Des coïncidences nous touchent au-delà du raisonnable. On en relèvera au moins deux, entre Taba-Taba et Dora Bruder. C’est dans la caserne des Tournelles, boulevard Mortier qu’en mai 1941 on emmène le père de Patrick Deville avec ses parents, réfugiés du Nord. C’est aussi là qu’en juillet 1942 fut incarcérée Dora Bruder, avant d’être envoyée à Drancy, puis Auschwitz. Et aussi deux phrases se font écho.

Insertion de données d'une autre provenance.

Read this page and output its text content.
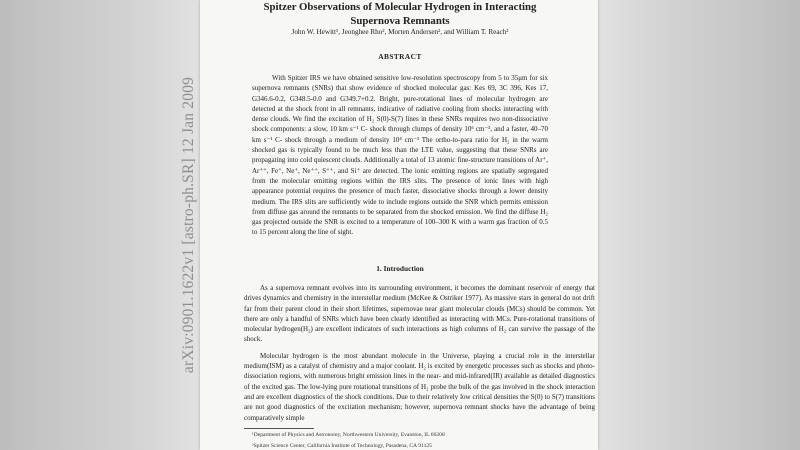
arXiv:0901.1622v1 [astro-ph.SR] 12 Jan 2009
Spitzer Observations of Molecular Hydrogen in Interacting Supernova Remnants
John W. Hewitt¹, Jeonghee Rho², Morten Andersen², and William T. Reach²
ABSTRACT

With Spitzer IRS we have obtained sensitive low-resolution spectroscopy from 5 to 35μm for six supernova remnants (SNRs) that show evidence of shocked molecular gas: Kes 69, 3C 396, Kes 17, G346.6-0.2, G348.5-0.0 and G349.7+0.2. Bright, pure-rotational lines of molecular hydrogen are detected at the shock front in all remnants, indicative of radiative cooling from shocks interacting with dense clouds. We find the excitation of H₂ S(0)-S(7) lines in these SNRs requires two non-dissociative shock components: a slow, 10 km s⁻¹ C- shock through clumps of density 10⁶ cm⁻³, and a faster, 40–70 km s⁻¹ C- shock through a medium of density 10⁴ cm⁻³ The ortho-to-para ratio for H₂ in the warm shocked gas is typically found to be much less than the LTE value, suggesting that these SNRs are propagating into cold quiescent clouds. Additionally a total of 13 atomic fine-structure transitions of Ar⁺, Ar⁺⁺, Fe⁺, Ne⁺, Ne⁺⁺, S⁺⁺, and Si⁺ are detected. The ionic emitting regions are spatially segregated from the molecular emitting regions within the IRS slits. The presence of ionic lines with high appearance potential requires the presence of much faster, dissociative shocks through a lower density medium. The IRS slits are sufficiently wide to include regions outside the SNR which permits emission from diffuse gas around the remnants to be separated from the shocked emission. We find the diffuse H₂ gas projected outside the SNR is excited to a temperature of 100–300 K with a warm gas fraction of 0.5 to 15 percent along the line of sight.

1. Introduction

As a supernova remnant evolves into its surrounding environment, it becomes the dominant reservoir of energy that drives dynamics and chemistry in the interstellar medium (McKee & Ostriker 1977). As massive stars in general do not drift far from their parent cloud in their short lifetimes, supernovae near giant molecular clouds (MCs) should be common. Yet there are only a handful of SNRs which have been clearly identified as interacting with MCs. Pure-rotational transitions of molecular hydrogen(H₂) are excellent indicators of such interactions as high columns of H₂ can survive the passage of the shock.

Molecular hydrogen is the most abundant molecule in the Universe, playing a crucial role in the interstellar medium(ISM) as a catalyst of chemistry and a major coolant. H₂ is excited by energetic processes such as shocks and photo-dissociation regions, with numerous bright emission lines in the near- and mid-infrared(IR) available as detailed diagnostics of the excited gas. The low-lying pure rotational transitions of H₂ probe the bulk of the gas involved in the shock interaction and are excellent diagnostics of the shock conditions. Due to their relatively low critical densities the S(0) to S(7) transitions are not good diagnostics of the excitation mechanism; however, supernova remnant shocks have the advantage of being comparatively simple

¹Department of Physics and Astronomy, Northwestern University, Evanston, IL 60208
²Spitzer Science Center, California Institute of Technology, Pasadena, CA 91125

Chez Deville, à propos des commandos alliés qui dans la nuit du 28 mars 1942 donnent leur vie pour faire exploser un navire piégé dans la base sous-marine de Saint-Nazaire : « En hommage à ces héros, il nous est à présent interdit d’être triste ou malheureux sinon à quoi bon leur sacrifice.  » Chez Modiano, à propos d’Albert Sciaky, un résistant mort à Dachau en mars 1945 : « D’autres, comme lui, juste avant ma naissance, avaient épuisé toutes les peines, pour nous permettre de n’éprouver que de petits chagrins.  »
Des coïncidences sont de précieux viatiques, et ce 22 août quand je rencontrais Patrick Deville au carrefour des rues Saint-Placide et du Cherche-Midi, il me parlait de son fils. Je pensais en l’écoutant à cette scène bouleversante dans Taba-Taba, toute de retenue, d’admiration, entre son père et lui. Je ne vous la raconterai pas, mais qu’un livre atteigne à cela devrait nous dispenser de toute tristesse avant longtemps. Notre conversation continuait et je mesurais la chance qu’ils avaient eue de se croiser, son père, Patrick et son fils, à l’intersection de tout ce qui s’entrelaçait dans leurs vies.

Taba-Taba, de Patrick Deville
Seuil, 430 pages, 20

L’adieu à la tristesse Par Xavier Person
Le Matricule des Anges n°186 , septembre 2017.